While there is often justice in the demands for higher prices and better facilities, the basic rural versus urban or Bharat vs India ideology is essentially flawed, and can only lead the farmers into a blind alley of mindless resistances and state repression of which, inevitably, the smaller peasants are likely to be the chief victims. In fact, this is what happened in Tamil Nadu in 1981, where a very strong movement was killed by state repression brought on by refusal to repay loans and consequent forcible confiscation by government. Leading movements is as much about knowing when and where to stop as it is about knowing when and how to begin, as Gandhiji knew so well.
These movements are often referred to as ‘new’, the suggestion being that they are part of the worldwide trend of ‘new’ non-class or superclass social movements whic have emerged outside the formal political party structures, examples being the women’s and environmental movements.
The ‘new’ farmers’ movements are not all that new as similar demands were made by peasant organizations earlier as well, but without the regressive rural versus urban ideology.
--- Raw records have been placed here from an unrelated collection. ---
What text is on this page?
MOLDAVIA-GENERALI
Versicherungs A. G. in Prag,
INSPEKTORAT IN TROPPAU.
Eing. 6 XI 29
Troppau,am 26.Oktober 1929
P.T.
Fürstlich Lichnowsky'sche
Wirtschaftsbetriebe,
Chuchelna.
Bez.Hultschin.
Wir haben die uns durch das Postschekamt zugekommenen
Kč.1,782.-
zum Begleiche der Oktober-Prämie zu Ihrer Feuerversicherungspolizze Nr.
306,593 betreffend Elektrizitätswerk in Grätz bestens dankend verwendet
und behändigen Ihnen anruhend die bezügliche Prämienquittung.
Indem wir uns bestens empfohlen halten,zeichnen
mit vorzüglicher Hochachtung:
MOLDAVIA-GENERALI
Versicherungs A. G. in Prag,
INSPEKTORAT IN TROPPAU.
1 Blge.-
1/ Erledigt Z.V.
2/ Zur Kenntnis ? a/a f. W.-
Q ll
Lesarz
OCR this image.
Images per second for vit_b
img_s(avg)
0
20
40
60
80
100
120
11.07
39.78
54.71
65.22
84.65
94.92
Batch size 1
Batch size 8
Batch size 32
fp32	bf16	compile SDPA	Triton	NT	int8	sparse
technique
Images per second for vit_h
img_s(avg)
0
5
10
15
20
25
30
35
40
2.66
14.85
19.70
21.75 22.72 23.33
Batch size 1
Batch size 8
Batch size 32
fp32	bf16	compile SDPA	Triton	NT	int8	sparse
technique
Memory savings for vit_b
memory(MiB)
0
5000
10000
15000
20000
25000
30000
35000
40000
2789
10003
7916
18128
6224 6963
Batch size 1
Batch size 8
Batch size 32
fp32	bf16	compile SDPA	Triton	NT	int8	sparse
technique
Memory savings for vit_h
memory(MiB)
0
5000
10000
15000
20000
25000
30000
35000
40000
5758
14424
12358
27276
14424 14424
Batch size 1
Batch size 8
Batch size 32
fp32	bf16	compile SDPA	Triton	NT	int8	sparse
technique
In Punjab, for example, a big movement was launched by the Kisan Sabha under the CPI’s direction against the imposition of a betterment levy or irrigation tax in 1958.
The other ground on which ‘newness’ is asserted is that these movements are not linked to political parties, whereas earlier organizations were wings of parties. This is only partially correct. While it is true that none of the organizations were started by political parties, it is also true that over time they have inexorably got linked to politics.
Tamil Nadu organization was the first to openly become a party and this led to the disarray in the All-India BKU which Naidu, the Tamil Nadu leader, had helped found, as distance from political parties had been enunciated as a basic principle of the organization. Karnataka Ryothu Sangha (KRS) contests in elections. Punjab BKU has retained the character of a farmers’ lobby more than any other, but did link up with Akalis when it suited them. Ideologically as well, the movement is deeply divided.
Sharad Joshi now favours liberalization, with the farmer being linked to the world market. Organizational and ideological unity have thus eluded the movement. Also, there has been a distinct loss of momentum in the 1990s and, by the index of longevity, the movements may be ranked quite low. The movements, no doubt, touched a vital chord amongst the peasants by drawing attention to the neglect and backwardness of rural areas; its problem remained that instead of focusing on redressal, it began to pit peasants and villagers against town dwellers in a fratricidal struggle, which is unnecessary.